I spend a lot of time in my browser. So much time, in fact, that I notice when I drop down to a command-line to type things. I wanted to look up a day later this year, so I typed “cal 2008″ into a Unix terminal window. I caught myself thinking, “Hey, why doesn’t Google add a onebox shortcut for searches like ‘cal’ or ‘cal 2008′?”
On one hand, I could bug someone at Google with my request. To be honest, not many people would benefit from a feature like this. Then I realized that I could still solve the issue for myself with Google Subscribed Links. It takes 2-3 minutes to define a shortcut that says “When the user types query X, show a link to page Y in the search results.”
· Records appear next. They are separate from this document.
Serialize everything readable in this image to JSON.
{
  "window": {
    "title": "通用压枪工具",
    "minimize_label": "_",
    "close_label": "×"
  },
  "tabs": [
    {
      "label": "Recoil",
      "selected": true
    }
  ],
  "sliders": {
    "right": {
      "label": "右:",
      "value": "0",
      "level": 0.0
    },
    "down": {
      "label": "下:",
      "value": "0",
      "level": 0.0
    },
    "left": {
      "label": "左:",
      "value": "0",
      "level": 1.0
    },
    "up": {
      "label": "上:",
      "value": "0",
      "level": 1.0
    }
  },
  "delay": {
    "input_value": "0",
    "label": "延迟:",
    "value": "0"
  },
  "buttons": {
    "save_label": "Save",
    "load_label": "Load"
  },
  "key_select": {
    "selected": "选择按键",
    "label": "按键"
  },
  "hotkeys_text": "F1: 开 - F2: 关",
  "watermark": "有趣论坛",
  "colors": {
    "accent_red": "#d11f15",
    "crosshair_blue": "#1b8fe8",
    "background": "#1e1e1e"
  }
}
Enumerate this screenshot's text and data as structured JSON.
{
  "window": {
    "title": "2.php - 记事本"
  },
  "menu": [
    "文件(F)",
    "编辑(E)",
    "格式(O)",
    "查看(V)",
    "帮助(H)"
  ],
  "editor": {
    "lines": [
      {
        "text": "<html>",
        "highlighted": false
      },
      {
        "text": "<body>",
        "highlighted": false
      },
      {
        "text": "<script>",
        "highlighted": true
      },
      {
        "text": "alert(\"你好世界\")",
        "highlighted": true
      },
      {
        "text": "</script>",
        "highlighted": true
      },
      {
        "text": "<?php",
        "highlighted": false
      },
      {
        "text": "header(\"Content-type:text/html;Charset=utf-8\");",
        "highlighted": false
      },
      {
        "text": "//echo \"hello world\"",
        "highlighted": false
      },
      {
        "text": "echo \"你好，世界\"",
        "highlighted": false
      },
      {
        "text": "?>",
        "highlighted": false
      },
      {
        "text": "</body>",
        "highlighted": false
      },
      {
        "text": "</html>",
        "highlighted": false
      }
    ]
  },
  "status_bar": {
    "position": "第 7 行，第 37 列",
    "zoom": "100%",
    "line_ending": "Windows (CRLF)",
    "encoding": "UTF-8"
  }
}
If you’d like to add this subscribed link to Google too, you can subscribe to my calendar subscribed link with one click.
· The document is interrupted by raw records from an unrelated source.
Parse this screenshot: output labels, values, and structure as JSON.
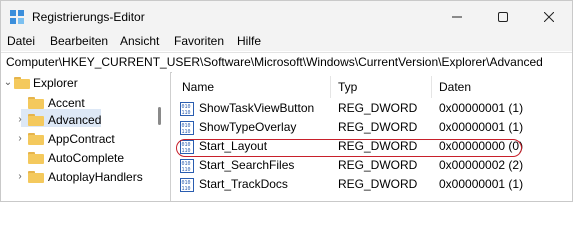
{
  "window": {
    "title": "Registrierungs-Editor"
  },
  "menu": [
    "Datei",
    "Bearbeiten",
    "Ansicht",
    "Favoriten",
    "Hilfe"
  ],
  "address": "Computer\\HKEY_CURRENT_USER\\Software\\Microsoft\\Windows\\CurrentVersion\\Explorer\\Advanced",
  "tree": {
    "parent": "Explorer",
    "items": [
      "Accent",
      "Advanced",
      "AppContract",
      "AutoComplete",
      "AutoplayHandlers"
    ],
    "selected": "Advanced"
  },
  "list": {
    "columns": [
      "Name",
      "Typ",
      "Daten"
    ],
    "rows": [
      {
        "name": "ShowTaskViewButton",
        "type": "REG_DWORD",
        "data": "0x00000001 (1)"
      },
      {
        "name": "ShowTypeOverlay",
        "type": "REG_DWORD",
        "data": "0x00000001 (1)"
      },
      {
        "name": "Start_Layout",
        "type": "REG_DWORD",
        "data": "0x00000000 (0)"
      },
      {
        "name": "Start_SearchFiles",
        "type": "REG_DWORD",
        "data": "0x00000002 (2)"
      },
      {
        "name": "Start_TrackDocs",
        "type": "REG_DWORD",
        "data": "0x00000001 (1)"
      }
    ],
    "highlighted_row": "Start_Layout"
  },
  "colors": {
    "highlight": "#c8202b",
    "selection": "#dde8f6",
    "folder": "#f4c95d"
  }
}
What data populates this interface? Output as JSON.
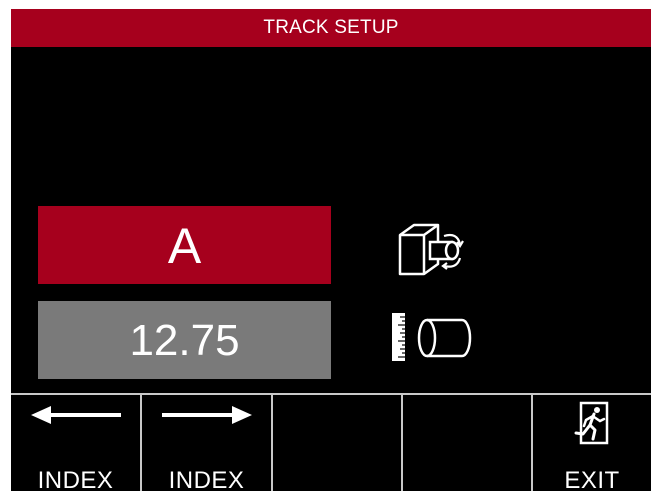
{
  "screen": {
    "title": "TRACK SETUP",
    "accent_color": "#a6001d",
    "value_box_color": "#7a7a7a"
  },
  "track": {
    "value": "A",
    "icon": "rotate-track-icon"
  },
  "length": {
    "value": "12.75",
    "icon": "ruler-cylinder-icon"
  },
  "softkeys": [
    {
      "label": "INDEX",
      "icon": "arrow-left-icon"
    },
    {
      "label": "INDEX",
      "icon": "arrow-right-icon"
    },
    {
      "label": "",
      "icon": ""
    },
    {
      "label": "",
      "icon": ""
    },
    {
      "label": "EXIT",
      "icon": "exit-icon"
    }
  ]
}
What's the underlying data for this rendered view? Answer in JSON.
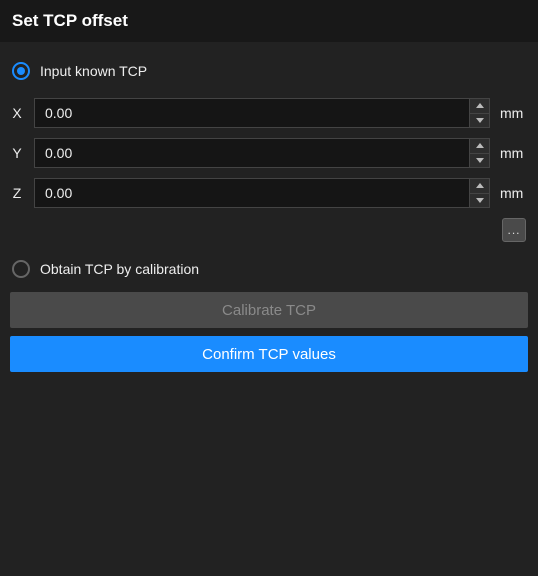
{
  "title": "Set TCP offset",
  "option_input_known": {
    "label": "Input known TCP",
    "selected": true
  },
  "option_calibration": {
    "label": "Obtain TCP by calibration",
    "selected": false
  },
  "fields": {
    "x": {
      "label": "X",
      "value": "0.00",
      "unit": "mm"
    },
    "y": {
      "label": "Y",
      "value": "0.00",
      "unit": "mm"
    },
    "z": {
      "label": "Z",
      "value": "0.00",
      "unit": "mm"
    }
  },
  "more_button": "...",
  "calibrate_button": "Calibrate TCP",
  "confirm_button": "Confirm TCP values"
}
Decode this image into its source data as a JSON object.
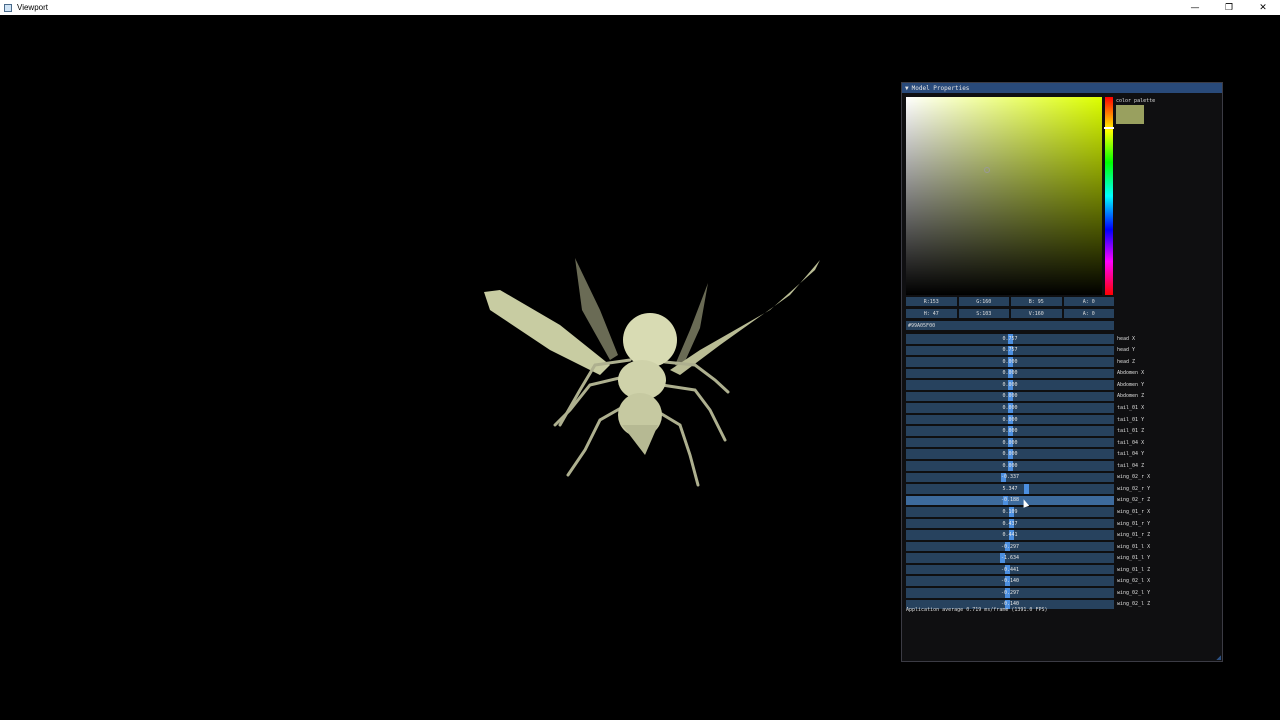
{
  "window": {
    "title": "Viewport",
    "controls": {
      "minimize": "—",
      "maximize": "❐",
      "close": "✕"
    }
  },
  "panel": {
    "title": "Model Properties",
    "collapse_icon": "triangle-down-icon",
    "color_picker": {
      "palette_label": "color palette",
      "swatch_color": "#99A05F",
      "rgba": {
        "r": "R:153",
        "g": "G:160",
        "b": "B: 95",
        "a": "A:  0"
      },
      "hsva": {
        "h": "H: 47",
        "s": "S:103",
        "v": "V:160",
        "a": "A:  0"
      },
      "hex": "#99A05F00"
    },
    "sliders": [
      {
        "value": "0.757",
        "label": "head X",
        "fraction": 0.5
      },
      {
        "value": "0.757",
        "label": "head Y",
        "fraction": 0.5
      },
      {
        "value": "0.000",
        "label": "head Z",
        "fraction": 0.5
      },
      {
        "value": "0.000",
        "label": "Abdomen X",
        "fraction": 0.5
      },
      {
        "value": "0.000",
        "label": "Abdomen Y",
        "fraction": 0.5
      },
      {
        "value": "0.000",
        "label": "Abdomen Z",
        "fraction": 0.5
      },
      {
        "value": "0.000",
        "label": "tail_01 X",
        "fraction": 0.5
      },
      {
        "value": "0.000",
        "label": "tail_01 Y",
        "fraction": 0.5
      },
      {
        "value": "0.000",
        "label": "tail_01 Z",
        "fraction": 0.5
      },
      {
        "value": "0.000",
        "label": "tail_04 X",
        "fraction": 0.5
      },
      {
        "value": "0.000",
        "label": "tail_04 Y",
        "fraction": 0.5
      },
      {
        "value": "0.000",
        "label": "tail_04 Z",
        "fraction": 0.5
      },
      {
        "value": "-0.337",
        "label": "wing_02_r X",
        "fraction": 0.47
      },
      {
        "value": "5.347",
        "label": "wing_02_r Y",
        "fraction": 0.58
      },
      {
        "value": "-0.188",
        "label": "wing_02_r Z",
        "fraction": 0.48,
        "active": true
      },
      {
        "value": "0.109",
        "label": "wing_01_r X",
        "fraction": 0.505
      },
      {
        "value": "0.437",
        "label": "wing_01_r Y",
        "fraction": 0.505
      },
      {
        "value": "0.441",
        "label": "wing_01_r Z",
        "fraction": 0.505
      },
      {
        "value": "-0.297",
        "label": "wing_01_l X",
        "fraction": 0.49
      },
      {
        "value": "-1.634",
        "label": "wing_01_l Y",
        "fraction": 0.465
      },
      {
        "value": "-0.441",
        "label": "wing_01_l Z",
        "fraction": 0.49
      },
      {
        "value": "-0.140",
        "label": "wing_02_l X",
        "fraction": 0.49
      },
      {
        "value": "-0.297",
        "label": "wing_02_l Y",
        "fraction": 0.49
      },
      {
        "value": "-0.140",
        "label": "wing_02_l Z",
        "fraction": 0.49
      }
    ],
    "fps_text": "Application average 0.719 ms/frame (1391.0 FPS)"
  }
}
Anyone that is subscribed can search for [cal] or [calendar] or [cal 2008] and you’ll see a link like this:
And clicking it will take you to my calendar page.
You could have more fun with this, but I’ve already spent more time writing about it than the original hack took. Other thoughts:
- Google Subscribed Links can do more powerful things (e.g. use a feed file), but I didn’t need that power for this simple hack.
- I could have made a script to dynamically show the current year instead of 2008. But compared to the time to copy/paste a text file, I’d almost rather just change the text file once a year.
- If you wanted some practice with Google App Engine, an app to show a calendar for the current year would be a pretty good starter project.